Старуха кричит мне что-то вслед, но я иду не оглядываясь. Я выхожу на улицу и иду по солнечной стороне. Весеннее солнце очень приятно. Я иду пешком, щурю глаза и курю трубку. На углу Садовой мне попадается навстречу Сакердон Михайлович. Мы здороваемся, останавливаемся и долго разговариваем. Мне надоедает стоять на улице, и я приглашаю Сакердона Михайловича в подвальчик. Мы пьем водку, закусываем крутым яйцом с килькой, потом прощаемся, и я иду дальше один.

Тут я вдруг вспоминаю, что забыл дома выключить электрическую печку. Мне очень досадно. Я поворачиваюсь и иду домой. Так хорошо начался день, и вот уже первая неудача.
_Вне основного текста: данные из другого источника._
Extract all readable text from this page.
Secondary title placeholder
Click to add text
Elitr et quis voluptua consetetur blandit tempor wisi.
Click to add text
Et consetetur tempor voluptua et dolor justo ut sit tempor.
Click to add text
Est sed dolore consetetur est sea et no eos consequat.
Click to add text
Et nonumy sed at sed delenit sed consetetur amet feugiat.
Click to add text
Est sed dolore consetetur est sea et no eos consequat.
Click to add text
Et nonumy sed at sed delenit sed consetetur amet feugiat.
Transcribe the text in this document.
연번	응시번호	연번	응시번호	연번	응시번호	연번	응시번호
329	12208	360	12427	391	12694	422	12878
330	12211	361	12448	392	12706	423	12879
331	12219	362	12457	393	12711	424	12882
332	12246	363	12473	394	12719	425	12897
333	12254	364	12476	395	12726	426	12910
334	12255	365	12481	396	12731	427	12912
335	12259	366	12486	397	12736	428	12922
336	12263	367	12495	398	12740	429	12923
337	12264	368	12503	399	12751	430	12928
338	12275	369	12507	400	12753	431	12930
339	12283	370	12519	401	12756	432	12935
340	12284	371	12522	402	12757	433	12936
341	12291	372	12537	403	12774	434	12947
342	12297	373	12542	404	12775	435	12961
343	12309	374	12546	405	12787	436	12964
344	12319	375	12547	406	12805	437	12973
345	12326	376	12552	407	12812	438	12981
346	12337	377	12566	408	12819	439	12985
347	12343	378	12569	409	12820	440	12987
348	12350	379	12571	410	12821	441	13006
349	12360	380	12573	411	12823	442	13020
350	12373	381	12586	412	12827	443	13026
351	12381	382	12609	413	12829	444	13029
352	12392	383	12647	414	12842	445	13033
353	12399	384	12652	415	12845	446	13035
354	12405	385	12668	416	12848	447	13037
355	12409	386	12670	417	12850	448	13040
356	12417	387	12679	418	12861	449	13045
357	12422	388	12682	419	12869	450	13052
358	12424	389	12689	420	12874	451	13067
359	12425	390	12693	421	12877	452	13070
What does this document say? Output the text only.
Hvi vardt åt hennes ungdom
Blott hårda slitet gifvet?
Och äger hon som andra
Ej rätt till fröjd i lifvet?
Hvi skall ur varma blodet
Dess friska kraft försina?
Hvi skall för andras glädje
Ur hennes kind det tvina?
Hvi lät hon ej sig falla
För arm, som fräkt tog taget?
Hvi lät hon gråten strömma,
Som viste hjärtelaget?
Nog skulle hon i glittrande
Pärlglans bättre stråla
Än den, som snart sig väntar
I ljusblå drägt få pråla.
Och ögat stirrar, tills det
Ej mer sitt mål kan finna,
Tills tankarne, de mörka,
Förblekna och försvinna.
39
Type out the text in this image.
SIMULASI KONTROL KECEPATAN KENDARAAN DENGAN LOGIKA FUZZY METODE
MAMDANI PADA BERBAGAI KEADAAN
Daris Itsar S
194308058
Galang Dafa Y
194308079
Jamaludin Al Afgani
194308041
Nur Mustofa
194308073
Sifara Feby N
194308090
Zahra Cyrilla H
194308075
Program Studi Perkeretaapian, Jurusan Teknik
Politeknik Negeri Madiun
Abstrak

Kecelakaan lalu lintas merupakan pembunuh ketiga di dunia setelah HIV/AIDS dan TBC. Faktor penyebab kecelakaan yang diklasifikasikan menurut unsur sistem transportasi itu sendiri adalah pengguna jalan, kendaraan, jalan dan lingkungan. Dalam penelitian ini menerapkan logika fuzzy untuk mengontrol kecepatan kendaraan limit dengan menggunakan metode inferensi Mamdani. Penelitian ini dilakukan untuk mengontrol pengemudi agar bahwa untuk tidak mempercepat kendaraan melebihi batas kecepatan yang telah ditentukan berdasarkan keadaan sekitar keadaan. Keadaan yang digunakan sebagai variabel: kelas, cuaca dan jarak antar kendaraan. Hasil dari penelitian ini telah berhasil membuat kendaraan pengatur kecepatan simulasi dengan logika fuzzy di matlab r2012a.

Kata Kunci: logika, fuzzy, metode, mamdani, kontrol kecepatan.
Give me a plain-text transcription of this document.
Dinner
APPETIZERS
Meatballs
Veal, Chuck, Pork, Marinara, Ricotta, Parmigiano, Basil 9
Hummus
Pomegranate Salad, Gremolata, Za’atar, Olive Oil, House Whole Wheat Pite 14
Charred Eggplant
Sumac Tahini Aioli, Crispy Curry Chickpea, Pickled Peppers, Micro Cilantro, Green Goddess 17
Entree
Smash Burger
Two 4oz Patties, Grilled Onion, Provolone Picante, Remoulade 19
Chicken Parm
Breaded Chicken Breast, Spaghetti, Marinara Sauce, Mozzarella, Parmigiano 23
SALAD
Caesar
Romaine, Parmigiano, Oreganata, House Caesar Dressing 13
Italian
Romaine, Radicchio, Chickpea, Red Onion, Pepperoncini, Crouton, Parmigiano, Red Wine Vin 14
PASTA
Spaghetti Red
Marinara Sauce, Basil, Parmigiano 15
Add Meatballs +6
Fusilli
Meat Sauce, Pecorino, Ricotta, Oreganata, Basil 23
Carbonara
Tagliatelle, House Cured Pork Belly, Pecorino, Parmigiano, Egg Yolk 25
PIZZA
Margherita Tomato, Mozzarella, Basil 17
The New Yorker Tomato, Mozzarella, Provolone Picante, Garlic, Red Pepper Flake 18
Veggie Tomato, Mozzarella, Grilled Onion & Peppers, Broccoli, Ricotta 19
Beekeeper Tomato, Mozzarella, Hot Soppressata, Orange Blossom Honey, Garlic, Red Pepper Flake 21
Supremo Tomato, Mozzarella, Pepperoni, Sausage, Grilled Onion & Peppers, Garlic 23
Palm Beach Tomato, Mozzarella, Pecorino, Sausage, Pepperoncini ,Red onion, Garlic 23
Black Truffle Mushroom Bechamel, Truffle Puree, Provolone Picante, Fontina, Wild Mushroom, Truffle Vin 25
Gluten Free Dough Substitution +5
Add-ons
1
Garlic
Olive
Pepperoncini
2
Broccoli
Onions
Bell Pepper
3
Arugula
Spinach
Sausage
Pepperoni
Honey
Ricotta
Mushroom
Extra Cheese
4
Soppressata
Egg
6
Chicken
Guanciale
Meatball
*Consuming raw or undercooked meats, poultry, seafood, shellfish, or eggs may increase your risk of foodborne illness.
Мне не следовало выходить на улицу.

Я прихожу домой, снимаю куртку, вынимаю из жилетного кармана часы и вешаю их на гвоздик; потом запираю дверь на ключ и ложусь на кушетку. Буду лежать и постараюсь заснуть.

С улицы слышен противный крик мальчишек. Я лежу и выдумываю им казни. Больше всего мне нравится напустить на них столбняк, чтобы они вдруг перестали двигаться. Родители растаскивают их по домам. Они лежат в своих кроватках и не могут даже есть, потому что у них не открываются рты. Их питают искусственно. Через неделю столбняк проходит, но дети так слабы, что еще целый месяц должны пролежать в постелях. Потом они начинают постепенно выздоравливать, но я напускаю на них второй столбняк, и они все околевают.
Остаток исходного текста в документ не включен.